One of the most enjoyable aspects of The Sims Social for me is the customisation. Like the previous games, this Facebook addition allows you to build your own house and furnish it from the shop section. The bigger and more furnished your house is, the more your house value will increase. Increasing in house value helps to unlock items and challenges, so it's worth aspiring towards!
An example of one of the challenges on offer.
To give some sort of focus to the game, challenges have been added. These challenges require you to do certain tasks in the game in order to complete it, collect xp and rewards, and thus level up. This part of the game play actually gets pretty addictive, especially when you realise you are just that little bit closer to levelling up. 
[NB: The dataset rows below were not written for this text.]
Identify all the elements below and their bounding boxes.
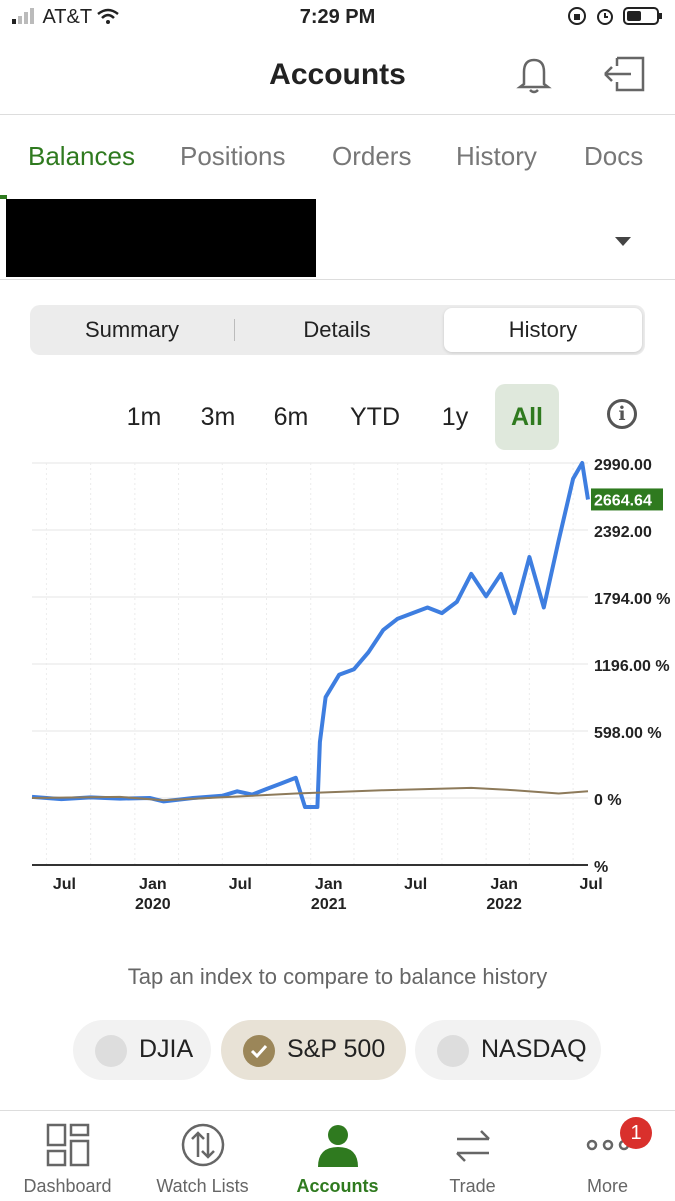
current-value-label: 2664.64 xyxy=(594,492,652,509)
active-tab-indicator xyxy=(0,195,7,199)
segment-history[interactable]: History xyxy=(444,308,642,352)
range-1y[interactable]: 1y xyxy=(441,403,469,431)
nav-label: Watch Lists xyxy=(156,1176,249,1196)
x-tick-year-label: 2022 xyxy=(486,896,522,913)
x-tick-label: Jul xyxy=(580,876,603,893)
range-1m[interactable]: 1m xyxy=(126,403,162,431)
y-tick-label: 0 % xyxy=(594,792,622,809)
nav-label: Trade xyxy=(449,1176,496,1196)
nav-trade[interactable]: Trade xyxy=(405,1111,540,1201)
status-bar: AT&T 7:29 PM xyxy=(0,0,675,36)
page-title: Accounts xyxy=(269,58,406,91)
range-ytd[interactable]: YTD xyxy=(350,403,400,431)
nav-label: More xyxy=(586,1176,628,1196)
range-6m[interactable]: 6m xyxy=(273,403,309,431)
index-label: NASDAQ xyxy=(481,1035,587,1063)
x-tick-label: Jan xyxy=(139,876,167,893)
x-tick-label: Jul xyxy=(229,876,252,893)
notification-badge: 1 xyxy=(620,1117,652,1149)
rotation-lock-icon xyxy=(568,7,586,25)
dashboard-icon xyxy=(46,1123,90,1167)
index-chip-sp500[interactable]: S&P 500 xyxy=(221,1020,406,1080)
clock: 7:29 PM xyxy=(299,6,376,28)
accounts-icon xyxy=(318,1125,358,1167)
y-tick-label: % xyxy=(594,859,608,876)
nav-accounts[interactable]: Accounts xyxy=(270,1111,405,1201)
wifi-icon xyxy=(97,8,120,24)
tab-history[interactable]: History xyxy=(456,141,537,171)
y-tick-label: 1196.00 % xyxy=(594,658,670,675)
view-segmented-control: Summary Details History xyxy=(30,305,645,355)
x-tick-year-label: 2020 xyxy=(135,896,171,913)
bottom-nav: Dashboard Watch Lists Accounts Trade Mor… xyxy=(0,1110,675,1201)
history-card xyxy=(0,280,675,1110)
trade-icon xyxy=(456,1130,490,1162)
signal-icon xyxy=(12,8,34,24)
y-tick-label: 2392.00 xyxy=(594,524,652,541)
checkbox-icon xyxy=(95,1035,127,1067)
account-selector[interactable] xyxy=(0,199,675,280)
y-tick-label: 1794.00 % xyxy=(594,591,671,608)
balance-history-chart[interactable]: 2990.00 2392.00 1794.00 % 1196.00 % 598.00 %… xyxy=(0,455,675,920)
segment-details[interactable]: Details xyxy=(303,317,371,342)
index-label: S&P 500 xyxy=(287,1035,386,1063)
segment-summary[interactable]: Summary xyxy=(84,317,180,342)
battery-icon xyxy=(623,7,662,25)
nav-more[interactable]: More xyxy=(540,1111,675,1201)
index-chip-nasdaq[interactable]: NASDAQ xyxy=(415,1020,601,1080)
y-tick-label: 598.00 % xyxy=(594,725,662,742)
logout-icon[interactable] xyxy=(603,54,647,94)
redacted-account-name xyxy=(6,199,316,277)
x-tick-label: Jul xyxy=(53,876,76,893)
tab-positions[interactable]: Positions xyxy=(180,141,286,171)
balance-series-line xyxy=(31,461,590,809)
x-tick-year-label: 2021 xyxy=(311,896,347,913)
app-header: Accounts xyxy=(0,36,675,115)
dropdown-caret-icon[interactable] xyxy=(615,237,631,246)
sp500-series-line xyxy=(31,786,589,802)
index-label: DJIA xyxy=(139,1035,194,1063)
x-tick-label: Jan xyxy=(490,876,518,893)
status-right xyxy=(567,6,663,26)
range-all[interactable]: All xyxy=(495,384,559,450)
current-value-tag xyxy=(591,488,663,511)
range-3m[interactable]: 3m xyxy=(200,403,236,431)
checkmark-icon xyxy=(243,1035,275,1067)
tab-docs[interactable]: Docs xyxy=(584,141,644,171)
x-tick-label: Jan xyxy=(315,876,343,893)
y-tick-label: 2990.00 xyxy=(594,457,652,474)
bell-icon[interactable] xyxy=(516,54,552,94)
carrier: AT&T xyxy=(12,6,120,29)
segment-divider xyxy=(234,319,235,341)
account-tabs: Balances Positions Orders History Docs xyxy=(0,115,675,201)
compare-prompt: Tap an index to compare to balance histo… xyxy=(127,964,548,989)
index-chip-djia[interactable]: DJIA xyxy=(73,1020,211,1080)
tab-orders[interactable]: Orders xyxy=(332,141,412,171)
carrier-label: AT&T xyxy=(42,6,92,28)
nav-label: Dashboard xyxy=(23,1176,112,1196)
watchlist-icon xyxy=(181,1123,225,1167)
info-icon[interactable]: i xyxy=(607,399,637,429)
checkbox-icon xyxy=(437,1035,469,1067)
nav-watch-lists[interactable]: Watch Lists xyxy=(135,1111,270,1201)
tab-balances[interactable]: Balances xyxy=(28,141,135,171)
x-tick-label: Jul xyxy=(404,876,427,893)
alarm-icon xyxy=(597,9,613,25)
nav-dashboard[interactable]: Dashboard xyxy=(0,1111,135,1201)
nav-label: Accounts xyxy=(296,1176,379,1196)
range-selector: 1m 3m 6m YTD 1y All xyxy=(0,384,675,450)
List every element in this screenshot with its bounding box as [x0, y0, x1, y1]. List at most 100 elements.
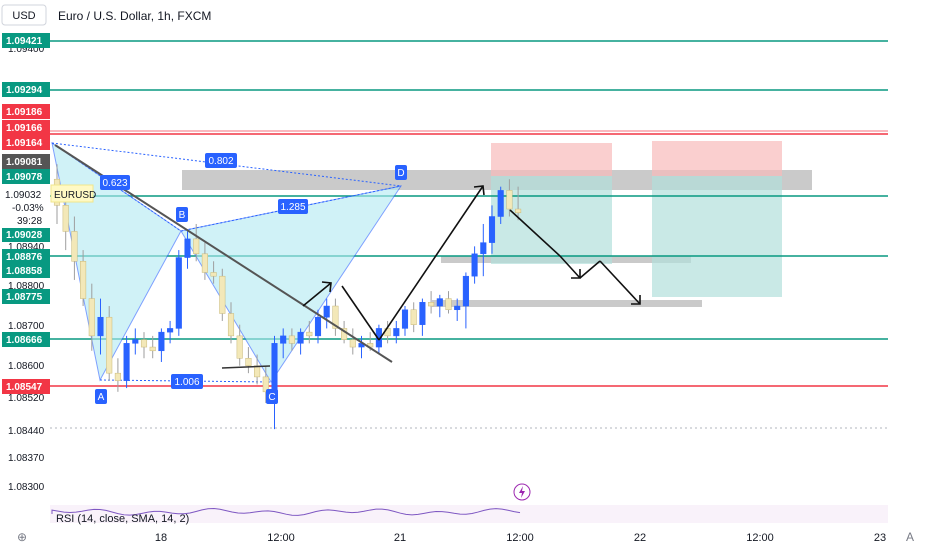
price-label: 1.08666: [6, 335, 43, 346]
stop-zone-2: [652, 141, 782, 176]
candle-body: [123, 343, 130, 381]
candle-body: [175, 257, 182, 329]
candle-body: [158, 331, 165, 352]
price-label: 1.09164: [6, 138, 43, 149]
candles-layer: [53, 164, 522, 430]
candle-body: [349, 339, 356, 348]
ratio-0623: 0.623: [102, 178, 127, 189]
price-label-box: [2, 154, 50, 169]
arrow-down-4: [599, 260, 641, 305]
price-label-box: [2, 289, 50, 304]
candle-body: [332, 305, 339, 329]
price-label-box: [2, 227, 50, 242]
price-label: 1.08775: [6, 292, 43, 303]
price-label-box: [2, 332, 50, 347]
candle-body: [184, 238, 191, 258]
arrow-up-2: [378, 185, 484, 341]
point-d-label: D: [397, 168, 404, 179]
drawings-layer[interactable]: A B C D 0.623 0.802 1.285 1.006: [54, 144, 641, 404]
candle-body: [245, 358, 252, 366]
arrow-up-1: [302, 282, 332, 307]
candle-body: [280, 335, 287, 344]
candle-body: [428, 302, 435, 307]
price-label-box: [2, 263, 50, 278]
price-label-box: [2, 82, 50, 97]
ratio-1006-box: [171, 374, 203, 389]
symbol-tag: [50, 184, 94, 203]
point-c-label: C: [268, 392, 275, 403]
ratio-1285: 1.285: [280, 202, 305, 213]
ratio-0802: 0.802: [208, 156, 233, 167]
candle-body: [436, 298, 443, 307]
chart-title: Euro / U.S. Dollar, 1h, FXCM: [58, 9, 211, 23]
price-label-box: [2, 33, 50, 48]
y-tick-label: 1.08940: [8, 242, 45, 253]
candle-body: [454, 305, 461, 311]
lower-zone: [432, 300, 702, 307]
pointer-line: [221, 365, 271, 369]
price-label: 1.08876: [6, 252, 43, 263]
candle-body: [114, 372, 121, 381]
x-tick-label: 18: [155, 532, 167, 544]
arrow-down-2: [509, 209, 561, 257]
price-label: 1.09294: [6, 85, 43, 96]
x-tick-label: 21: [394, 532, 406, 544]
arrow-head: [631, 295, 641, 305]
price-label: 1.09421: [6, 36, 43, 47]
y-tick-label: 1.08370: [8, 453, 45, 464]
ratio-1285-box: [278, 199, 308, 214]
candle-body: [97, 316, 104, 337]
candle-body: [515, 208, 522, 214]
globe-icon[interactable]: ⊕: [17, 530, 27, 544]
price-labels: 1.09421 1.09294 1.09186 1.09166 1.09164 1.090…: [2, 33, 50, 394]
pattern-bcd: [180, 185, 403, 383]
candle-body: [375, 328, 382, 348]
current-price-value: 1.09032: [5, 190, 42, 201]
candle-body: [254, 365, 261, 378]
pattern-xd-line: [51, 142, 402, 187]
ratio-0623-box: [100, 175, 130, 190]
price-label-box: [2, 169, 50, 184]
price-label-box: [2, 135, 50, 150]
lightning-glyph: [519, 486, 525, 498]
candle-body: [471, 253, 478, 277]
price-label: 1.09081: [6, 157, 43, 168]
price-label: 1.09078: [6, 172, 43, 183]
candle-body: [262, 376, 269, 393]
price-label: 1.09186: [6, 107, 43, 118]
candle-body: [62, 205, 69, 232]
candle-body: [314, 316, 322, 337]
ratio-0802-box: [205, 153, 237, 168]
price-label: 1.08547: [6, 382, 43, 393]
y-tick-label: 1.08600: [8, 361, 45, 372]
candle-body: [306, 331, 313, 337]
point-a-label: A: [98, 392, 105, 403]
x-tick-label: 12:00: [506, 532, 534, 544]
price-label-box: [2, 104, 50, 119]
current-price-change: -0.03%: [12, 203, 44, 214]
price-label-box: [2, 379, 50, 394]
candle-body: [132, 339, 139, 344]
candle-body: [401, 309, 409, 329]
arrow-head: [473, 185, 485, 196]
candle-body: [227, 313, 235, 337]
auto-scale-icon[interactable]: A: [906, 530, 914, 544]
candle-body: [497, 190, 504, 217]
candle-body: [140, 339, 148, 348]
x-tick-label: 12:00: [746, 532, 774, 544]
candle-body: [323, 305, 330, 318]
x-axis-ticks: 18 12:00 21 12:00 22 12:00 23: [155, 532, 886, 544]
candle-body: [410, 309, 417, 325]
price-label: 1.09166: [6, 123, 43, 134]
candle-body: [193, 238, 200, 255]
currency-box[interactable]: [1, 4, 47, 26]
arrow-down-3: [559, 255, 581, 279]
y-tick-label: 1.08520: [8, 393, 45, 404]
arrow-up-3: [579, 260, 601, 279]
x-tick-label: 12:00: [267, 532, 295, 544]
point-b-label: B: [179, 210, 186, 221]
rsi-label: RSI (14, close, SMA, 14, 2): [56, 513, 189, 525]
price-label: 1.08858: [6, 266, 43, 277]
zones-layer: [182, 141, 812, 307]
There is one aspect of the game however that, unfortunately, I find quite frustrating. This is the collecting of items to complete tasks, unlock new writing, art or cooking skills, or to build a piece of furnishing for your house. Whilst the majority of these can be collected via completing certain tasks (many can be unlocked whilst working towards skill points), or completing challenges. However, the downside is that many can only be rewarded by asking friends to send them to you. Thankfully many of my friends are on The Sims Social, so I can get most of my requests sent to me. However, this is a disheartening aspect of the game when a player does not have many friends who are willing to play it. 
The store: the hub for customisation.
Also, some items can only be collected if you post a message from the game on your Facebook wall. After a while of having to do this, you'll notice that your wall is littered with game messages. Being someone who has a huge number of friends posting things like this from CityVille, it's difficult to actually read your news feed without being confronted by one of these. In all honesty, it's just like spamming, and kind of pollutes the whole Facebook experience. I just wish the game avoided the "posting to wall" aspect, and instead focused on earning them through the game. Not everybody wants to read your desperate plea for a few extra simoleons! 

Summary
Overall, The Sims Social is a welcome addition to the already huge Sims franchise. The changes made to the familiar game play are both welcoming and refreshing here. The social side of this new game play allows players to share their sim experience with their Facebook friends in a number of ways. The inclusion of challenges which the player can complete along the way gives the game a certain element of focus, so those who are growing tired of the free-roaming element that The Sims is well known for has something to actually aim for.  

A few bugs are yet to be ironed out, such as the inability to accept requests at times, challenges not completing and so on, but it's early days and I'm sure the game will be improved on significantly. The Sims Social is definitely the best game I have played on Facebook, and I do not doubt on it remaining that way for a long time to come yet. I look forward to seeing how this game progresses! 
Screenshots compiled by myself from my own gaming experience.